L’œuvre au bleu : c’est sa première série de peintures de grand format, entreprise dans l’atelier de la résidence d’artistes de Lens/Pinault Collection, où elle séjourne avec son partenaire Tirdad Hashemi et où leurs travaux cohabitent et se parlent, parfois se touchent et s’absorbent.
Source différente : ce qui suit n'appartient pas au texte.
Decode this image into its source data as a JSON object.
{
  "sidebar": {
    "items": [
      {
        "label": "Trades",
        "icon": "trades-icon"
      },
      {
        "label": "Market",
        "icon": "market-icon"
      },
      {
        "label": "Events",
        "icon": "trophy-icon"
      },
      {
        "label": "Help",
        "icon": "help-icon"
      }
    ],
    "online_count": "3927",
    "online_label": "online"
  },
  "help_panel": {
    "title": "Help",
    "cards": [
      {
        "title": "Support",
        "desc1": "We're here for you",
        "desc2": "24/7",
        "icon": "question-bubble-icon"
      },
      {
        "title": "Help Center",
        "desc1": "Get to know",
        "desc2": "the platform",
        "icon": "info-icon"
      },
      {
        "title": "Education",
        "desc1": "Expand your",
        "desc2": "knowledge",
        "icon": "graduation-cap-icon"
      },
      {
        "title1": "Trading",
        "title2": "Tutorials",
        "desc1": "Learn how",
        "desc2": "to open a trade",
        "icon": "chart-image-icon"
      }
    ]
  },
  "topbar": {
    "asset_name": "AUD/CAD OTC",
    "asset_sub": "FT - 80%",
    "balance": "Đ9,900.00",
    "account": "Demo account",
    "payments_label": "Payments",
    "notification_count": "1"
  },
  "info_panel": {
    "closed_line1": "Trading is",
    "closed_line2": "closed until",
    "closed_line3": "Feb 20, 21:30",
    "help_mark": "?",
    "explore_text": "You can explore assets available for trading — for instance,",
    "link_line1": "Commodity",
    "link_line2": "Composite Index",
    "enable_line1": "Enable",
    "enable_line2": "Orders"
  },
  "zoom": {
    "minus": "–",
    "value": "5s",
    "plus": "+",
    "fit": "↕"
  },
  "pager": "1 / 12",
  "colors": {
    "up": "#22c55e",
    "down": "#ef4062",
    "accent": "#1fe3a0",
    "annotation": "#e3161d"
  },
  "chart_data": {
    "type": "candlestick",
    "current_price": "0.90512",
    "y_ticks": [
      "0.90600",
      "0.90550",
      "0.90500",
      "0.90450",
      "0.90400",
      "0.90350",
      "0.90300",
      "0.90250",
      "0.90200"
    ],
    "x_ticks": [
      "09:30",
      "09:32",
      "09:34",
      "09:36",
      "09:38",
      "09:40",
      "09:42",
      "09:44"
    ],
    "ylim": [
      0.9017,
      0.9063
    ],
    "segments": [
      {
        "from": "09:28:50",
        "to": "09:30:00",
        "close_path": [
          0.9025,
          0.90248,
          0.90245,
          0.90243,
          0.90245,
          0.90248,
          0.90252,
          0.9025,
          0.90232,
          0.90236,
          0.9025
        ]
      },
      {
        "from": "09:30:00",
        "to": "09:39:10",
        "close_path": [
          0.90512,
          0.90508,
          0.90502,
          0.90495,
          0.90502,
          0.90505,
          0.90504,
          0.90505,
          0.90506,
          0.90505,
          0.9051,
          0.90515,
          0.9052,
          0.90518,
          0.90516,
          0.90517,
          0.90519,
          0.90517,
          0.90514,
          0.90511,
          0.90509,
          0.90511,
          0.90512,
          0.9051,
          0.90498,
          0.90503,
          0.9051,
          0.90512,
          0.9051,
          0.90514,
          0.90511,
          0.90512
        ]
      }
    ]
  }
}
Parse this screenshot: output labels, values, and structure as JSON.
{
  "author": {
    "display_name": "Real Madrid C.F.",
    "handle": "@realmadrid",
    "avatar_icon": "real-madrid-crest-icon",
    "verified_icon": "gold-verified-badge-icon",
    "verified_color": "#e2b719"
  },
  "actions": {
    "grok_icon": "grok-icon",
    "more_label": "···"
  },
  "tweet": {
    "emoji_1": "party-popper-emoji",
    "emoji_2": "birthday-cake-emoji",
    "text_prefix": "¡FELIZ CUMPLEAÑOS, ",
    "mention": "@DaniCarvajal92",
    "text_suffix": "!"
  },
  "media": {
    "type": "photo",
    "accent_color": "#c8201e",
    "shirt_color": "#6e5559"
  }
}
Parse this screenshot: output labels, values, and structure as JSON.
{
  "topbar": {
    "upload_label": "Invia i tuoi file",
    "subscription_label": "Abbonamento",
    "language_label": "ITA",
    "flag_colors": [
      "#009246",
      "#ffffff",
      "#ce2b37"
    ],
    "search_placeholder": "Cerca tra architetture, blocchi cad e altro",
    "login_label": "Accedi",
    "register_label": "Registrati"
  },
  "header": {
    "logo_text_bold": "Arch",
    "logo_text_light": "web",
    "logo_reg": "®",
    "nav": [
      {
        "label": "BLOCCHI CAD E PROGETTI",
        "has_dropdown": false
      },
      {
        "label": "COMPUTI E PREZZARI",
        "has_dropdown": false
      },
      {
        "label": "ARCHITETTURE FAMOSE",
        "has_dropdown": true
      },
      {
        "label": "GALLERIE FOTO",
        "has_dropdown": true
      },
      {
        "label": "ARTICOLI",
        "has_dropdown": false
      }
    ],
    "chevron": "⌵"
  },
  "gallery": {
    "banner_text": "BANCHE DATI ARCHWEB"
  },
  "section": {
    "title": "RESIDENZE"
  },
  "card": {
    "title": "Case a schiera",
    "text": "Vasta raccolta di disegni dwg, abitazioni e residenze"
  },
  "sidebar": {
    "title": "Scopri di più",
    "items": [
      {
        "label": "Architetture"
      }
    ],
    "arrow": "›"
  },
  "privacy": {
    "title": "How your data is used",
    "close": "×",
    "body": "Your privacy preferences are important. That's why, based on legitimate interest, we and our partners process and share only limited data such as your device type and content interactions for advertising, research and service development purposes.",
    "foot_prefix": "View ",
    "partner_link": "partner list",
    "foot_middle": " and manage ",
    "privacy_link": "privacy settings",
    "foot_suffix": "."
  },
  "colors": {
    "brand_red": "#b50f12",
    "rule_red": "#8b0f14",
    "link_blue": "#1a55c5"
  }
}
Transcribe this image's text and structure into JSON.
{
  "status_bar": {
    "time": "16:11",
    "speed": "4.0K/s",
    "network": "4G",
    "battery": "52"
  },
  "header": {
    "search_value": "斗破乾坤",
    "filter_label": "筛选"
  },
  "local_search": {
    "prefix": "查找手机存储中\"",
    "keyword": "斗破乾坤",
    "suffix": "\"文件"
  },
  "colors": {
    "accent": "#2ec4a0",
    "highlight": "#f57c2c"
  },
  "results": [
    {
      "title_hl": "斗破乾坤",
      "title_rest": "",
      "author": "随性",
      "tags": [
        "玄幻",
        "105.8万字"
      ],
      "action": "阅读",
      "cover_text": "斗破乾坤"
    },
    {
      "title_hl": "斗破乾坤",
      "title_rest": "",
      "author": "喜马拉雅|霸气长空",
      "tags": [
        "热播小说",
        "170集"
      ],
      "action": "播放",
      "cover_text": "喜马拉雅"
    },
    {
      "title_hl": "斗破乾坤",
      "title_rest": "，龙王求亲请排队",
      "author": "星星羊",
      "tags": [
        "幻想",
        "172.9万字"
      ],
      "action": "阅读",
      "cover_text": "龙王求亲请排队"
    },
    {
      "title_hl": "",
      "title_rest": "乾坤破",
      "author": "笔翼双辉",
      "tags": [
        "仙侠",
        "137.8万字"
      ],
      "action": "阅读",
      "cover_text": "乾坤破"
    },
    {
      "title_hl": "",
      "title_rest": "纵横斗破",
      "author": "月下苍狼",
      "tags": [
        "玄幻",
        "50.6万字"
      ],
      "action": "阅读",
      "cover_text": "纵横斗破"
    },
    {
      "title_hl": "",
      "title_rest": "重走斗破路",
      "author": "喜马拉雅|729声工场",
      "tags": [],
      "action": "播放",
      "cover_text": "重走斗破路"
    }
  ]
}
Soufia Erfanian a passé au bleu, un bleu-noir couleur d’encre, ses personnages cernés de blanc et parfois cornés de zones sombres. L’œuvre au bleu : j’aimerais y reconnaître une manière un peu semblable à celle dont Marguerite Yourcenar (une voisine du Nord, l’écrivaine étant originaire de Bruxelles) fit son titre en reprenant, signalait-elle, une formule qui « désigne dans les traités alchimiques la phase de séparation et de dissolution de la substance*. » Nous y voilà. La peinture apparaît comme une façon d’invoquer des personnages lourds et grotesques, épais et grimaçants et de se confronter à leur fabrication commune : le mensonge. Portant fards et
collerette, glabres et joufflus, clownesques, gesticulants, ces personnages semblent se partager ou se disputer une créature bien plus petite en taille, peut-être un·e enfant, enlevé·e à sa vie quotidienne pour partager leur monde bleu-noir sans horizon. Grâce à la formule alchimique —le saignement bleu— ces personnages perdent un peu de leur substance, de leur trop grande présence, de leur compacité gênante et de leur duplicité. Soufia Erfanian, qui a pris congé de sa profession d’ingénieure en mécanique (elle a étudié l’architecture à l’université d’Azad à Mashhad (Iran) et l’ingénieurie mécanique à l’université des sciences appliquées de Francfort (Allemagne)) pour peindre pendant un an, le dit clairement. La série de travaux répondant au titre de Lies that bled blue retourne sur le terrain de l’enfance, des lois coutumières et des violences légales qui, en Iran, marquent, brisent et dénient les liens de parentalité, ré-écrits à l’encre bleue du mensonge. La couleur installe ainsi des situations familiales vécues en silence dans un espace physique et perceptuel séparé et les maintient dans leur statut d’ombre, de songe, de farce peinte sur toile, statut grâce auquel on peut se souvenir, négocier et, peut-être (se) transformer.
Élisabeth Lebovici
* Marguerite Yourcenar, L’Œuvre au Noir (1968) Paris : Gallimard coll « Folio »., p. 459
Depuis leur rencontre Tirdad Hashemi et Soufia Erfanian conçoivent à la fois leurs projets personnels et, sous forme de séries, un travail conjoint qu’iels co-signent. Comme exercice, comme expérience, comme prolongement ou parallèle graphique à leur existence, ces dessins consignent leur mode de vie, leur lien élargi à des communautés —queer, exilé·e·s—avec lesquelles l’intimité se partage, en regard d’une réalité extérieure, géopolitique, économique, climatique et d’un passé toujours présent, qui constituent leur cadre latent. Les dessins,
construits comme une conversation sur la feuille décadrent la réalité dans une chambre à soi ou plutôt, à elleux.